Mais les célébrations berlinoises de l’amitié franco-allemande, avec celle du cinquantenaire du traité de l’Elysée, accommodent mal leurs petits fours dans l’odeur des cadavres. Sous la coupole du Bundestag, fut-il seulement question de cette fameuse brigade franco-allemande, brigade d’opérette et cache-sexe de l’impuissance de l’Union européenne en matière de défense ? C’est peu probable… Les têtes étaient ailleurs, et plus sûrement préoccupées de crise européenne que de droits de l’homme africain. Vous savez, celui dont l’armée, au Mali, et même sous la férule du parrain occidental, a du mal à « entrer dans l’histoire », comme disaient en 2007 MM. Guaino et Sarkozy, dans leur misérable discours de Dakar.
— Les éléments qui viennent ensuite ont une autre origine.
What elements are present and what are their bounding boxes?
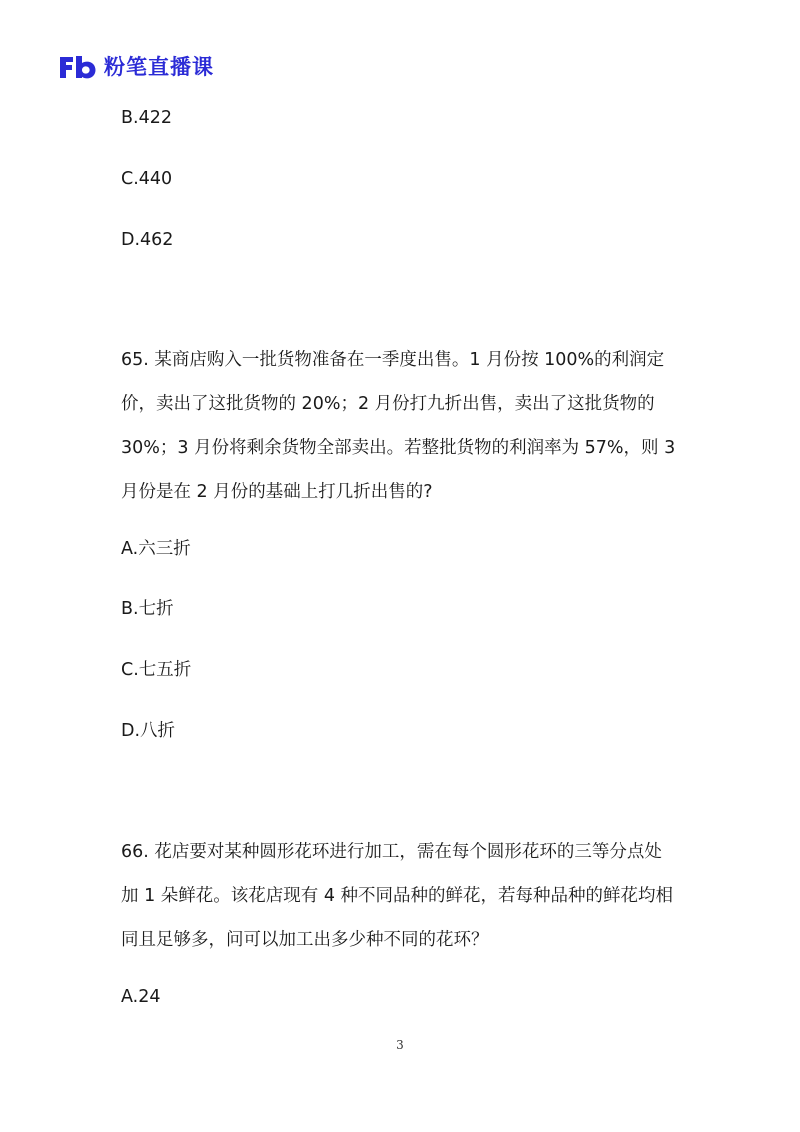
q65-option-b: B.七折 (121, 599, 174, 619)
q66-line-1: 66. 花店要对某种圆形花环进行加工，需在每个圆形花环的三等分点处 (121, 842, 662, 862)
q65-line-3: 30%；3 月份将剩余货物全部卖出。若整批货物的利润率为 57%，则 3 (121, 438, 676, 458)
q65-line-4: 月份是在 2 月份的基础上打几折出售的? (121, 482, 433, 502)
page-number: 3 (396, 1038, 404, 1052)
q65-option-c: C.七五折 (121, 660, 192, 680)
q66-option-a: A.24 (121, 987, 161, 1007)
q66-line-3: 同且足够多，问可以加工出多少种不同的花环？ (121, 930, 489, 950)
fb-logo-icon (58, 54, 98, 80)
q65-option-d: D.八折 (121, 721, 176, 741)
q66-line-2: 加 1 朵鲜花。该花店现有 4 种不同品种的鲜花，若每种品种的鲜花均相 (121, 886, 674, 906)
q65-line-1: 65. 某商店购入一批货物准备在一季度出售。1 月份按 100%的利润定 (121, 350, 665, 370)
q64-option-c: C.440 (121, 169, 173, 189)
q64-option-d: D.462 (121, 230, 174, 250)
brand-logo (58, 52, 214, 82)
q65-line-2: 价，卖出了这批货物的 20%；2 月份打九折出售，卖出了这批货物的 (121, 394, 655, 414)
brand-name: 粉笔直播课 (104, 55, 214, 79)
q64-option-b: B.422 (121, 108, 172, 128)
q65-option-a: A.六三折 (121, 539, 191, 559)
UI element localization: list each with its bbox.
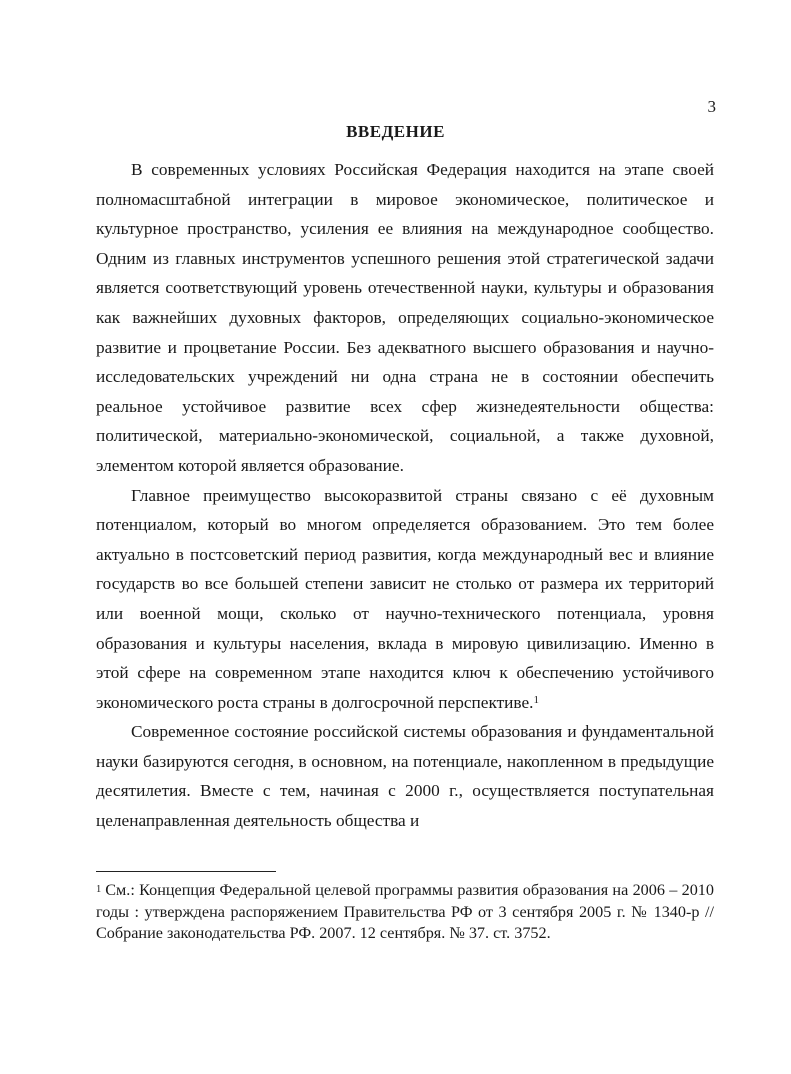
footnote-text: См.: Концепция Федеральной целевой программы развития образования на 2006 – 2010 годы : утверждена распоряжением Правительства РФ от 3 сентября 2005 г. № 1340-р // Собрание законодательства РФ. 2007. 12 сентября. № 37. ст. 3752. bbox=[96, 881, 714, 942]
footnote-divider bbox=[96, 871, 276, 872]
body-text bbox=[96, 155, 714, 836]
footnote bbox=[96, 880, 714, 945]
paragraph-3: Современное состояние российской системы образования и фундаментальной науки базируются сегодня, в основном, на потенциале, накопленном в предыдущие десятилетия. Вместе с тем, начиная с 2000 г., осуществляется поступательная целенаправленная деятельность общества и bbox=[96, 722, 714, 831]
footnote-reference[interactable]: 1 bbox=[533, 693, 539, 706]
paragraph-2 bbox=[96, 481, 714, 718]
page-number: 3 bbox=[707, 97, 716, 116]
paragraph-1: В современных условиях Российская Федерация находится на этапе своей полномасштабной интеграции в мировое экономическое, политическое и культурное пространство, усиления ее влияния на международное сообщество. Одним из главных инструментов успешного решения этой стратегической задачи является соответствующий уровень отечественной науки, культуры и образования как важнейших духовных факторов, определяющих социально-экономическое развитие и процветание России. Без адекватного высшего образования и научно-исследовательских учреждений ни одна страна не в состоянии обеспечить реальное устойчивое развитие всех сфер жизнедеятельности общества: политической, материально-экономической, социальной, а также духовной, элементом которой является образование. bbox=[96, 160, 714, 475]
paragraph-2-text: Главное преимущество высокоразвитой страны связано с её духовным потенциалом, который во многом определяется образованием. Это тем более актуально в постсоветский период развития, когда международный вес и влияние государств во все большей степени зависит не столько от размера их территорий или военной мощи, сколько от научно-технического потенциала, уровня образования и культуры населения, вклада в мировую цивилизацию. Именно в этой сфере на современном этапе находится ключ к обеспечению устойчивого экономического роста страны в долгосрочной перспективе. bbox=[96, 485, 714, 712]
footnote-marker: 1 bbox=[96, 884, 102, 895]
page-title: ВВЕДЕНИЕ bbox=[346, 122, 445, 141]
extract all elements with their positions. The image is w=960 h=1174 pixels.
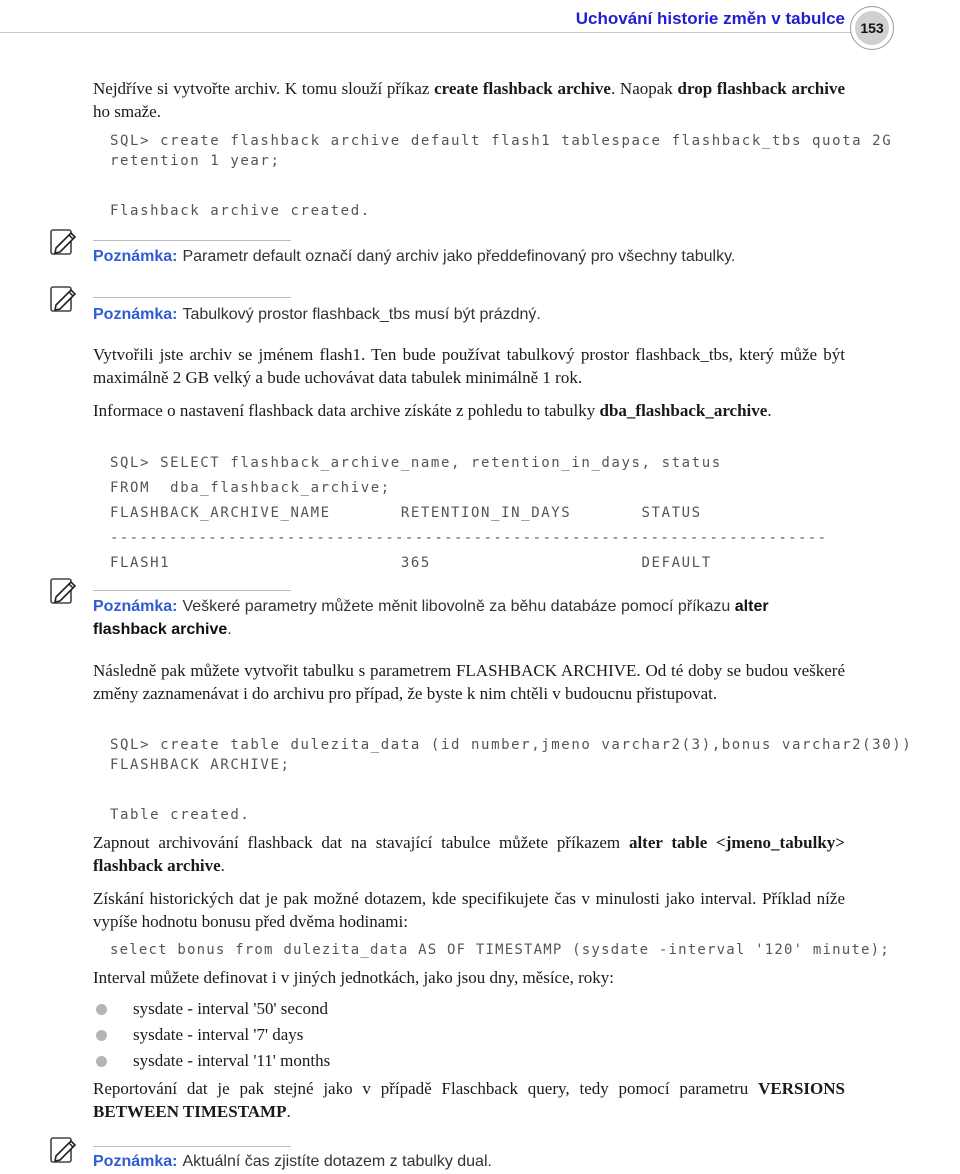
keyword: dba_flashback_archive xyxy=(599,401,768,420)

Pour l’appui militaire européen, Berlin continuera de faire semblant de le protester, et Paris de faire semblant de l’attendre, comme on attend Godot. En conséquence, de la guerre française au Nord Mali, mieux vaut parler le moins possible, mais sans jamais oublier de relever qu’elle est « juste », puisqu’on ne saurait dire qu’elle « sainte ».

Alors, dans ce désert des Tartares, ne pas manquer l’occasion de s’offusquer de l’image véhiculée par ce troufion français photographié dimanche à Niono porteur d’un foulard à l’effigie macabre d’une tête de mort, ainsi paraît-il que dans le jeu vidéo de guerre Call of Duty. Rien à voir, bien sûr, avec le Zero Dark Thirty de Kathryn Bigelow, depuis mercredi sur vos écrans.